An work-in-progress experimental storage-agnostic filesystem representation.
This project began as a way of sharing state for a transportable agent system I started building as a hobby project between undergrad and grad school. I lost interest in that, but found the idea behind the storage was still worth having. The original was built in a combination of Python and C and used a custom binary format; this re-implementation in Go uses Protocol Buffers and eliminates the need for FFI.
A file in FFS is represented as a Merkle tree encoded in a content-addressable blob store. Unlike files in POSIX style filesystems, all files in FFS have the same structure, consisting of binary content, children, and metadata. In other words, every "file" is also potentially a "directory", and vice versa.

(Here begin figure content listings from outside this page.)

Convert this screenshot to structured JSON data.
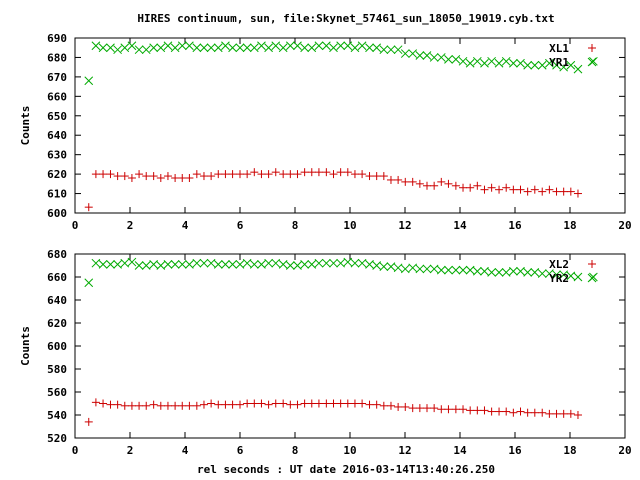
{
  "title": "HIRES continuum, sun, file:Skynet_57461_sun_18050_19019.cyb.txt",
  "xlabel": "rel seconds : UT date 2016-03-14T13:40:26.250",
  "colors": {
    "red": "#cc0000",
    "green": "#00aa00"
  },
  "chart_data": [
    {
      "type": "scatter",
      "ylabel": "Counts",
      "xlim": [
        0,
        20
      ],
      "ylim": [
        600,
        690
      ],
      "xticks": [
        0,
        2,
        4,
        6,
        8,
        10,
        12,
        14,
        16,
        18,
        20
      ],
      "yticks": [
        600,
        610,
        620,
        630,
        640,
        650,
        660,
        670,
        680,
        690
      ],
      "legend_position": "top-right",
      "series": [
        {
          "name": "XL1",
          "marker": "plus",
          "color": "#cc0000",
          "x": [
            0.5,
            0.76,
            1.02,
            1.29,
            1.55,
            1.81,
            2.07,
            2.33,
            2.59,
            2.86,
            3.12,
            3.38,
            3.64,
            3.9,
            4.16,
            4.43,
            4.69,
            4.95,
            5.21,
            5.47,
            5.73,
            6.0,
            6.26,
            6.52,
            6.78,
            7.04,
            7.3,
            7.57,
            7.83,
            8.09,
            8.35,
            8.61,
            8.87,
            9.14,
            9.4,
            9.66,
            9.92,
            10.18,
            10.44,
            10.71,
            10.97,
            11.23,
            11.49,
            11.75,
            12.01,
            12.28,
            12.54,
            12.8,
            13.06,
            13.32,
            13.58,
            13.85,
            14.11,
            14.37,
            14.63,
            14.89,
            15.15,
            15.42,
            15.68,
            15.94,
            16.2,
            16.46,
            16.72,
            16.99,
            17.25,
            17.51,
            17.77,
            18.03,
            18.29
          ],
          "y": [
            603,
            620,
            620,
            620,
            619,
            619,
            618,
            620,
            619,
            619,
            618,
            619,
            618,
            618,
            618,
            620,
            619,
            619,
            620,
            620,
            620,
            620,
            620,
            621,
            620,
            620,
            621,
            620,
            620,
            620,
            621,
            621,
            621,
            621,
            620,
            621,
            621,
            620,
            620,
            619,
            619,
            619,
            617,
            617,
            616,
            616,
            615,
            614,
            614,
            616,
            615,
            614,
            613,
            613,
            614,
            612,
            613,
            612,
            613,
            612,
            612,
            611,
            612,
            611,
            612,
            611,
            611,
            611,
            610
          ]
        },
        {
          "name": "YR1",
          "marker": "cross",
          "color": "#00aa00",
          "x": [
            0.5,
            0.76,
            1.02,
            1.29,
            1.55,
            1.81,
            2.07,
            2.33,
            2.59,
            2.86,
            3.12,
            3.38,
            3.64,
            3.9,
            4.16,
            4.43,
            4.69,
            4.95,
            5.21,
            5.47,
            5.73,
            6.0,
            6.26,
            6.52,
            6.78,
            7.04,
            7.3,
            7.57,
            7.83,
            8.09,
            8.35,
            8.61,
            8.87,
            9.14,
            9.4,
            9.66,
            9.92,
            10.18,
            10.44,
            10.71,
            10.97,
            11.23,
            11.49,
            11.75,
            12.01,
            12.28,
            12.54,
            12.8,
            13.06,
            13.32,
            13.58,
            13.85,
            14.11,
            14.37,
            14.63,
            14.89,
            15.15,
            15.42,
            15.68,
            15.94,
            16.2,
            16.46,
            16.72,
            16.99,
            17.25,
            17.51,
            17.77,
            18.03,
            18.29
          ],
          "y": [
            668,
            686,
            685,
            685,
            684,
            685,
            686,
            684,
            684,
            685,
            685,
            686,
            685,
            686,
            686,
            685,
            685,
            685,
            685,
            686,
            685,
            685,
            685,
            685,
            686,
            685,
            686,
            685,
            686,
            686,
            685,
            685,
            686,
            686,
            685,
            686,
            686,
            685,
            686,
            685,
            685,
            684,
            684,
            684,
            682,
            682,
            681,
            681,
            680,
            680,
            679,
            679,
            678,
            677,
            678,
            677,
            678,
            677,
            678,
            677,
            677,
            676,
            676,
            676,
            677,
            676,
            675,
            676,
            674
          ]
        }
      ]
    },
    {
      "type": "scatter",
      "ylabel": "Counts",
      "xlim": [
        0,
        20
      ],
      "ylim": [
        520,
        680
      ],
      "xticks": [
        0,
        2,
        4,
        6,
        8,
        10,
        12,
        14,
        16,
        18,
        20
      ],
      "yticks": [
        520,
        540,
        560,
        580,
        600,
        620,
        640,
        660,
        680
      ],
      "legend_position": "top-right",
      "series": [
        {
          "name": "XL2",
          "marker": "plus",
          "color": "#cc0000",
          "x": [
            0.5,
            0.76,
            1.02,
            1.29,
            1.55,
            1.81,
            2.07,
            2.33,
            2.59,
            2.86,
            3.12,
            3.38,
            3.64,
            3.9,
            4.16,
            4.43,
            4.69,
            4.95,
            5.21,
            5.47,
            5.73,
            6.0,
            6.26,
            6.52,
            6.78,
            7.04,
            7.3,
            7.57,
            7.83,
            8.09,
            8.35,
            8.61,
            8.87,
            9.14,
            9.4,
            9.66,
            9.92,
            10.18,
            10.44,
            10.71,
            10.97,
            11.23,
            11.49,
            11.75,
            12.01,
            12.28,
            12.54,
            12.8,
            13.06,
            13.32,
            13.58,
            13.85,
            14.11,
            14.37,
            14.63,
            14.89,
            15.15,
            15.42,
            15.68,
            15.94,
            16.2,
            16.46,
            16.72,
            16.99,
            17.25,
            17.51,
            17.77,
            18.03,
            18.29
          ],
          "y": [
            534,
            551,
            550,
            549,
            549,
            548,
            548,
            548,
            548,
            549,
            548,
            548,
            548,
            548,
            548,
            548,
            549,
            550,
            549,
            549,
            549,
            549,
            550,
            550,
            550,
            549,
            550,
            550,
            549,
            549,
            550,
            550,
            550,
            550,
            550,
            550,
            550,
            550,
            550,
            549,
            549,
            548,
            548,
            547,
            547,
            546,
            546,
            546,
            546,
            545,
            545,
            545,
            545,
            544,
            544,
            544,
            543,
            543,
            543,
            542,
            543,
            542,
            542,
            542,
            541,
            541,
            541,
            541,
            540
          ]
        },
        {
          "name": "YR2",
          "marker": "cross",
          "color": "#00aa00",
          "x": [
            0.5,
            0.76,
            1.02,
            1.29,
            1.55,
            1.81,
            2.07,
            2.33,
            2.59,
            2.86,
            3.12,
            3.38,
            3.64,
            3.9,
            4.16,
            4.43,
            4.69,
            4.95,
            5.21,
            5.47,
            5.73,
            6.0,
            6.26,
            6.52,
            6.78,
            7.04,
            7.3,
            7.57,
            7.83,
            8.09,
            8.35,
            8.61,
            8.87,
            9.14,
            9.4,
            9.66,
            9.92,
            10.18,
            10.44,
            10.71,
            10.97,
            11.23,
            11.49,
            11.75,
            12.01,
            12.28,
            12.54,
            12.8,
            13.06,
            13.32,
            13.58,
            13.85,
            14.11,
            14.37,
            14.63,
            14.89,
            15.15,
            15.42,
            15.68,
            15.94,
            16.2,
            16.46,
            16.72,
            16.99,
            17.25,
            17.51,
            17.77,
            18.03,
            18.29
          ],
          "y": [
            655,
            672,
            671,
            671,
            671,
            672,
            673,
            670,
            670,
            671,
            670,
            671,
            671,
            671,
            671,
            672,
            672,
            672,
            671,
            671,
            671,
            671,
            672,
            671,
            671,
            672,
            672,
            671,
            670,
            670,
            671,
            671,
            672,
            672,
            672,
            672,
            673,
            672,
            672,
            671,
            670,
            669,
            669,
            668,
            667,
            668,
            667,
            667,
            667,
            666,
            666,
            666,
            666,
            666,
            665,
            665,
            664,
            664,
            664,
            665,
            665,
            664,
            664,
            663,
            663,
            662,
            662,
            661,
            660
          ]
        }
      ]
    }
  ]
}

Files are encoded in storage using wire-format protocol
buffer messages as defined in
wiretype.proto
. The key messages are:
-
A
Node
is the top-level encoding of a file. The storage key for a file is the content address (storage key) of its wire-encoded node message. An emptyNode
message is a valid encoding of an empty file with no children and no metadata. -
An
Index
records the binary content of a file, if any. An index records the total size of the file along with the sizes, offsets, and storage keys of its data blocks. -
A
Child
records the name and storage key of a child of a file. Children are ordered lexicographically by name.
Binary file content is stored in discrete blocks. The block size is not fixed, but varies over a (configurable) predefined range of sizes. Block boundaries are chosen by splitting the file data with a rolling hash, similar to the technique used in rsync or LBFS, and contents are stored as raw blobs.

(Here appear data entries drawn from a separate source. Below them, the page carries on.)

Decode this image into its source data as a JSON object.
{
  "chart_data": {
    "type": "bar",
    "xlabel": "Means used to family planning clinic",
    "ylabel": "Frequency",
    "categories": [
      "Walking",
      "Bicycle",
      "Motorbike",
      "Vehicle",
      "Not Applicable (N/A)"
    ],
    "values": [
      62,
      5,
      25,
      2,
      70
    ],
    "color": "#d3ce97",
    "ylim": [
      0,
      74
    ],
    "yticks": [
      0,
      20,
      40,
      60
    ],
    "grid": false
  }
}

The blocks belonging to a particular file are recorded in one or more extents, where each extent represents an ordered, contiguous sequence of blocks. Ranges of file content that consist of all zero-valued bytes are not stored, allowing sparse files to be represented compactly.
The children of a file are themselves files. Within the node, each child is recorded as a pair comprising a non-empty string name and the storage key of another file. Each name must be unique among the children of a given file, but it is fine for multiple children to share the same storage key.

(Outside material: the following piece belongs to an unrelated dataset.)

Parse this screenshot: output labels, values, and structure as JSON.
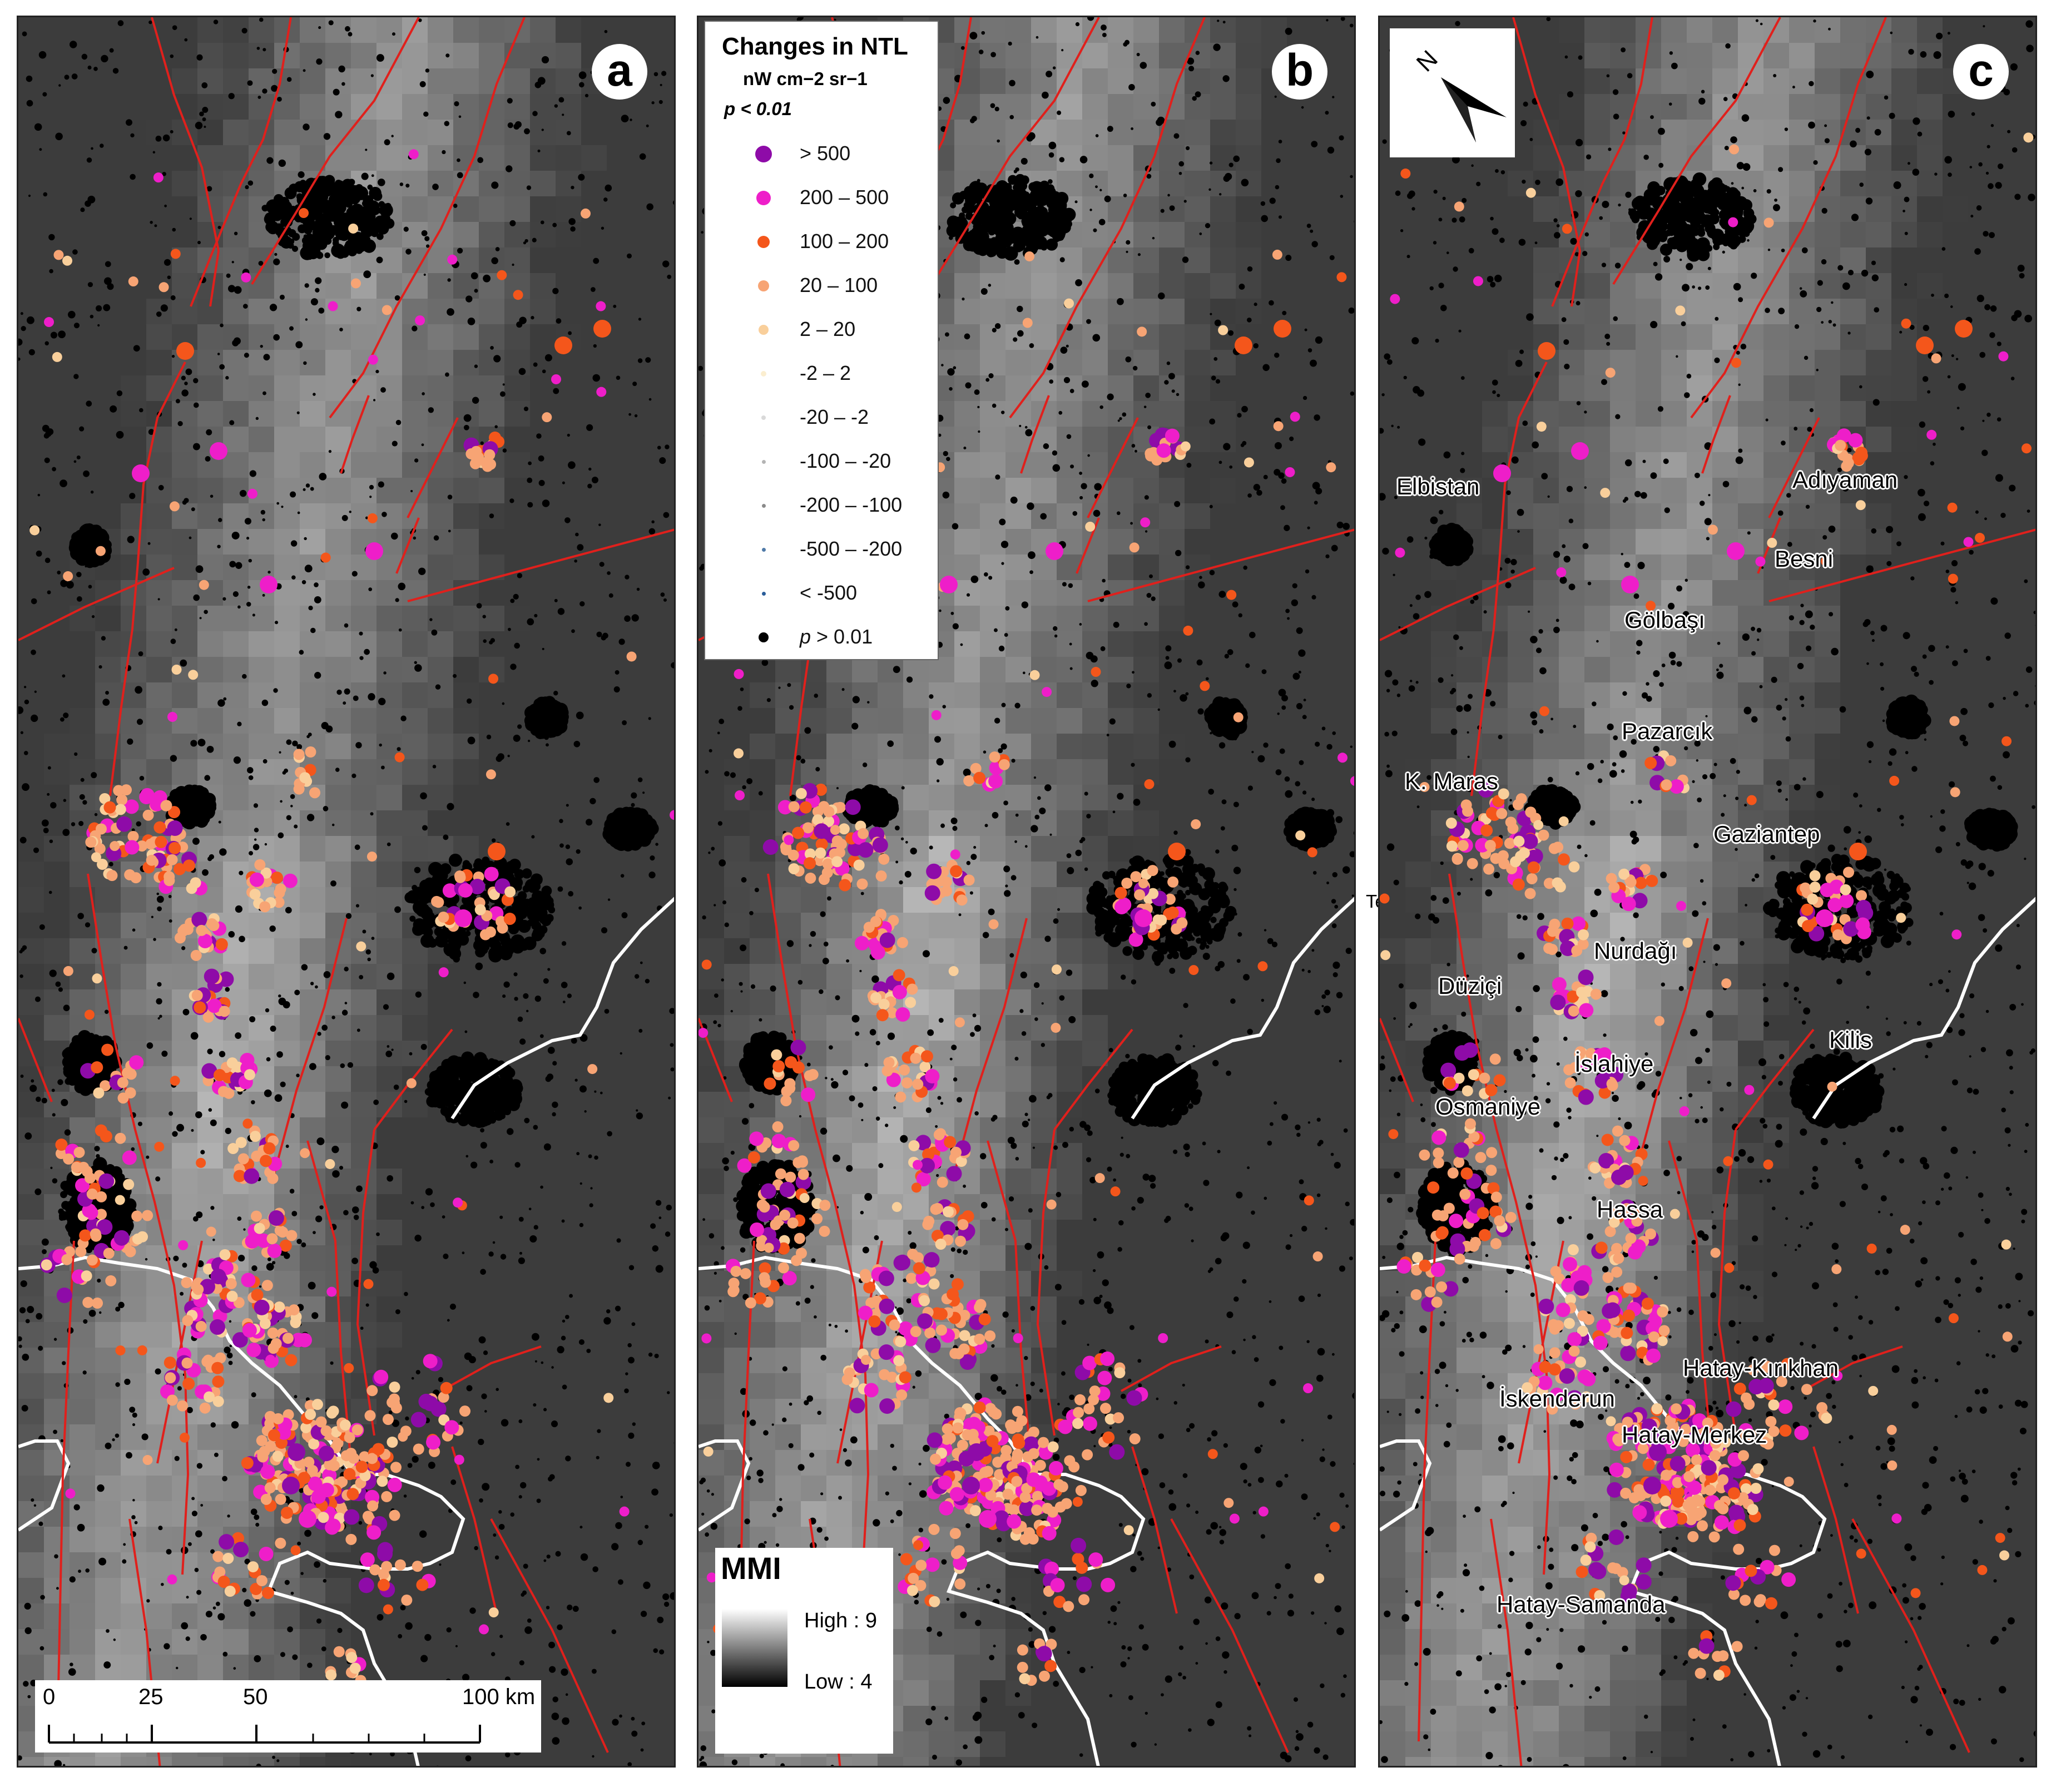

Files have no required metadata, but for convenience the node representation
includes optional Stat
and
XAttr
messages that encode typical
filesystem metadata like POSIX permissions, file type, modification timestamp,
and ownership. These fields are persisted in the encoding of a node, and thus
affect its storage key, but are not otherwise interpreted.
The ffstools repository defines command-line tools for manipulating FFS data structures.
In addition, the ffuse
repository
defines a FUSE filesystem that exposes the FFS data format.
# To install:
go install github.com/creachadair/ffuse/cmd/ffuse@latest